Les sept mariages d'Edgar et Ludmilla est une histoire d'amour, une longue histoire d'amour entre deux êtres qui n'arrivent jamais complètement, au cours de leur existence, ni à s'aimer, ni à se quitter.

 

Comme dans les plus belles histoires d'amour, leur histoire commence en 1958, dans des circonstances particulières, par un coup de foudre d'Edgar pour Ludmilla et de Ludmilla pour Edgar:

 

Il l'avait vue à l'époque en tout et pour tout trois minutes à peine. L'amour est-il capable de frapper si vite et si fort? Certains affirmeront que oui. D'autres voudront le croire, même s'ils en doutent. La plupart diront que c'est impossible.

 

De son côté, Ludmilla a été aussi frappée par l'amour que lui, mais de manière différente. Si à l'amour d'Edgar se mêle une part douloureuse de pitié, chez elle il y a plutôt confirmation de ce qu'elle savait en son for intérieur:

 

Quelqu'un allait venir pour elle: il était là.

 

Edgar et trois autres amis, deux filles et un garçon, sont partis en Union Soviétique pour se faire une idée du pays par eux-mêmes, même s'ils savent qu'ils ne seront pas libres de leurs mouvements.

 

Avec leur voiture, une Marly couleur crème et rouge, ils ont décidé de rallier Paris-Moscou.
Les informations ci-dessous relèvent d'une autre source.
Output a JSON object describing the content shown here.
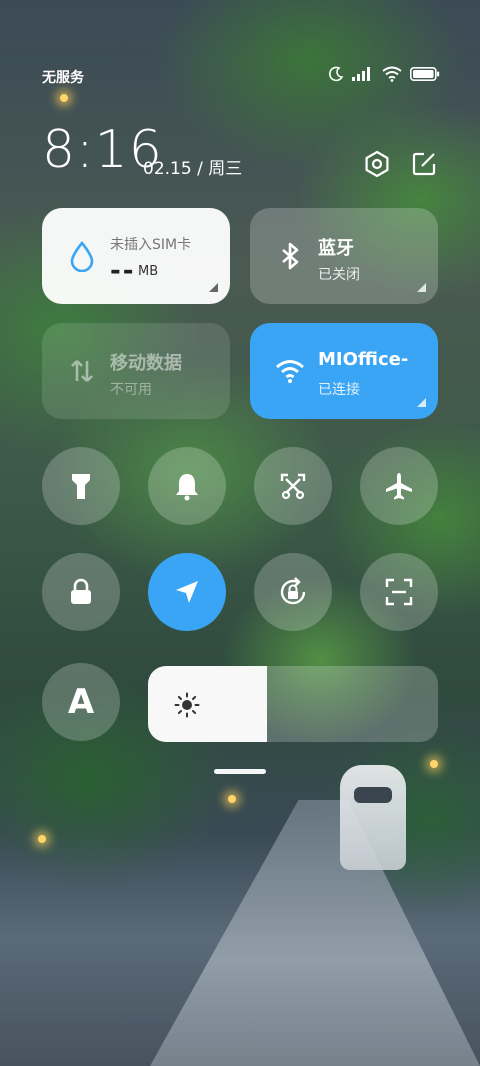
{
  "status_bar": {
    "carrier": "无服务",
    "icons": [
      "moon-icon",
      "signal-icon",
      "wifi-icon",
      "battery-icon"
    ]
  },
  "header": {
    "time": "8:16",
    "date": "02.15 / 周三",
    "icons": [
      "settings-icon",
      "edit-icon"
    ]
  },
  "tiles": {
    "sim": {
      "label": "未插入SIM卡",
      "value": "--",
      "unit": "MB",
      "icon": "water-drop-icon"
    },
    "bluetooth": {
      "title": "蓝牙",
      "status": "已关闭",
      "icon": "bluetooth-icon"
    },
    "mobile_data": {
      "title": "移动数据",
      "status": "不可用",
      "icon": "mobile-data-icon"
    },
    "wifi": {
      "title": "MIOffice-",
      "status": "已连接",
      "icon": "wifi-icon",
      "accent": "#3aa5f5"
    }
  },
  "toggles_row1": [
    {
      "name": "flashlight",
      "icon": "flashlight-icon",
      "active": false
    },
    {
      "name": "mute",
      "icon": "bell-icon",
      "active": false
    },
    {
      "name": "screenshot",
      "icon": "scissors-icon",
      "active": false
    },
    {
      "name": "airplane",
      "icon": "airplane-icon",
      "active": false
    }
  ],
  "toggles_row2": [
    {
      "name": "lock-screen",
      "icon": "lock-icon",
      "active": false
    },
    {
      "name": "location",
      "icon": "location-arrow-icon",
      "active": true
    },
    {
      "name": "rotation-lock",
      "icon": "rotation-lock-icon",
      "active": false
    },
    {
      "name": "scanner",
      "icon": "scan-icon",
      "active": false
    }
  ],
  "font_button": {
    "label": "A"
  },
  "brightness": {
    "level": 0.41,
    "icon": "sun-icon"
  },
  "colors": {
    "accent": "#3aa5f5",
    "tile_light": "#ffffff"
  }
}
Et c'est dans un village d'Ukraine que la rencontre inoubliable entre Edgar et Ludmilla se produit.

 

Retourné en France, Edgar n'aura de cesse de vouloir sortir Ludmilla du pays communiste, animé par l'amour et... la pitié. Il y parviendra parce qu'il est à la fois plein d'énergie et la séduction même.

 

Lui avaient plu en Ludmilla, par-delà les formes douces et l'air fragile de la jeune fille, un caractère solide et une certaine dureté d'âme... Ce que ne démentira pas la suite de l'histoire.

 

Dans sa postface, Jean-Christophe Rufin souligne un aspect caractéristique de notre époque, qui l'a inspiré: La vie qui s'allonge favorise non seulement les ruptures mais les retrouvailles... 

 

Si elle les favorise, c'est que les personnes ont le temps d'évoluer et que les mariages multiples entre mêmes personnes, que d'aucuns penseraient improbables, ou risibles, ne le sont donc pas.

 

Edgar et Ludmilla expérimentent, au long de leur vie tumultueuse, le mariage blanc, le mariage d'opérette, le mariage de convenances, le mariage médiatique, le mariage d'exil, le mariage idéal...

 

Quant au septième, il fait partie de l'épilogue, mais Ludmilla pense que le chiffre 7 plairait à Edgar...

 

Francis Richard

 

Les sept mariages d'Edgar et Ludmilla, Jean-Christophe Rufin, 384 pages, Gallimard

 

Livres précédents:

 

Chez Gallimard:

Sept histoires qui reviennent de loin (2011)

Le collier rouge (2014)

Check-point (2015)

Le tour du monde du roi Zibeline (2017)

 

Chez Flammarion:

Le suspendu de Conakry (2018)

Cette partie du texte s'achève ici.